I use the "I" in poetry ... But I don't think I'm using it right. In fact, I think in some ways I have used the "I" to avoid myself in poetry; the "I" I engage is not myself, but a stranger, reflecting upon strangers and the selves of strangers and a false-I engaging on airy and earthy and watery and meaty levels. Before I wrote my new love--hinterlands ... beautiful--I found myself writing a poem about my students. They were on my mind. I wrote their eyes; what I said I see in them is probably more what I want to see, what I want to believe is in there, rolling around, even if it's not. I don't think I like it. But it's more honest--more "I" than the other Is I've done. So I tried again. I decided to start--to force myself to start--the next poem with "I" declaring. So in Poem Two, I started with, "I want" and went. This one is closer. The "I" resonates, not only in the "I" but the "i," the "y", the "e". It opens with "I" and closes with "my." Hm. Then came "hinterlands." This was a "you" poem, but I think the "I" is in there. Maybe. "Membranish" ... that's me.

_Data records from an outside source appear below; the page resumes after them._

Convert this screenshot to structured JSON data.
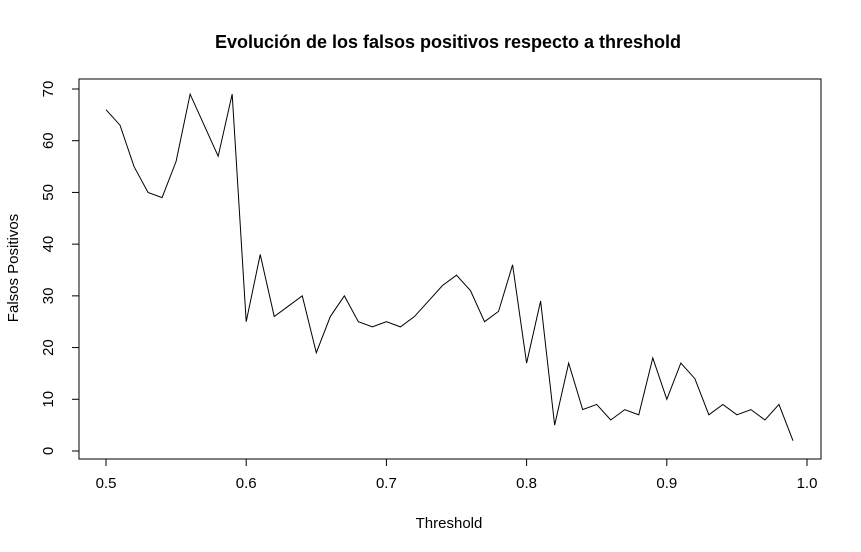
{
  "chart_data": {
    "type": "line",
    "title": "Evolución de los falsos positivos respecto a threshold",
    "xlabel": "Threshold",
    "ylabel": "Falsos Positivos",
    "xlim": [
      0.5,
      1.0
    ],
    "ylim": [
      0,
      70
    ],
    "xticks": [
      "0.5",
      "0.6",
      "0.7",
      "0.8",
      "0.9",
      "1.0"
    ],
    "yticks": [
      "0",
      "10",
      "20",
      "30",
      "40",
      "50",
      "60",
      "70"
    ],
    "grid": false,
    "line_color": "#000000",
    "x": [
      0.5,
      0.51,
      0.52,
      0.53,
      0.54,
      0.55,
      0.56,
      0.57,
      0.58,
      0.59,
      0.6,
      0.61,
      0.62,
      0.63,
      0.64,
      0.65,
      0.66,
      0.67,
      0.68,
      0.69,
      0.7,
      0.71,
      0.72,
      0.73,
      0.74,
      0.75,
      0.76,
      0.77,
      0.78,
      0.79,
      0.8,
      0.81,
      0.82,
      0.83,
      0.84,
      0.85,
      0.86,
      0.87,
      0.88,
      0.89,
      0.9,
      0.91,
      0.92,
      0.93,
      0.94,
      0.95,
      0.96,
      0.97,
      0.98,
      0.99
    ],
    "y": [
      66,
      63,
      55,
      50,
      49,
      56,
      69,
      63,
      57,
      69,
      25,
      38,
      26,
      28,
      30,
      19,
      26,
      30,
      25,
      24,
      25,
      24,
      26,
      29,
      32,
      34,
      31,
      25,
      27,
      36,
      17,
      29,
      5,
      17,
      8,
      9,
      6,
      8,
      7,
      18,
      10,
      17,
      14,
      7,
      9,
      7,
      8,
      6,
      9,
      2
    ]
  }
}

I wound up writing six poems. Not all of them are "I" poems, and at least one is (currently) a prose poem (about a door ... I don't know how that happened. I wanted to write about the pipes under the sink--again, don't know why--but I wrote down "door", and it came), and there's one about clowns and why the world needs them despite their horrors. I don't know where that one came from either; I think my mind traveled from the rhyme of door (on which the door poem ends) and horror (or horrific, on which the clown poem opens), and what horrifies me--clowns--and that led to a poem on dying and the fear of someone close to me dying and what I might do to keep that person alive, and so I ended the evening on a poem that begins, "Because dying is hard, let's you and I put it off for a while" and wanders into preserve jars pretty quickly. Almost all the poems have food--birds, too. Tonight, I think they're all wonderful. I'd let you (whoever's face belongs to whichever eyes might be reading this, besides my own) read them, but I'm afraid you'd disagree.
That's me being open and honest. I'm trying it out.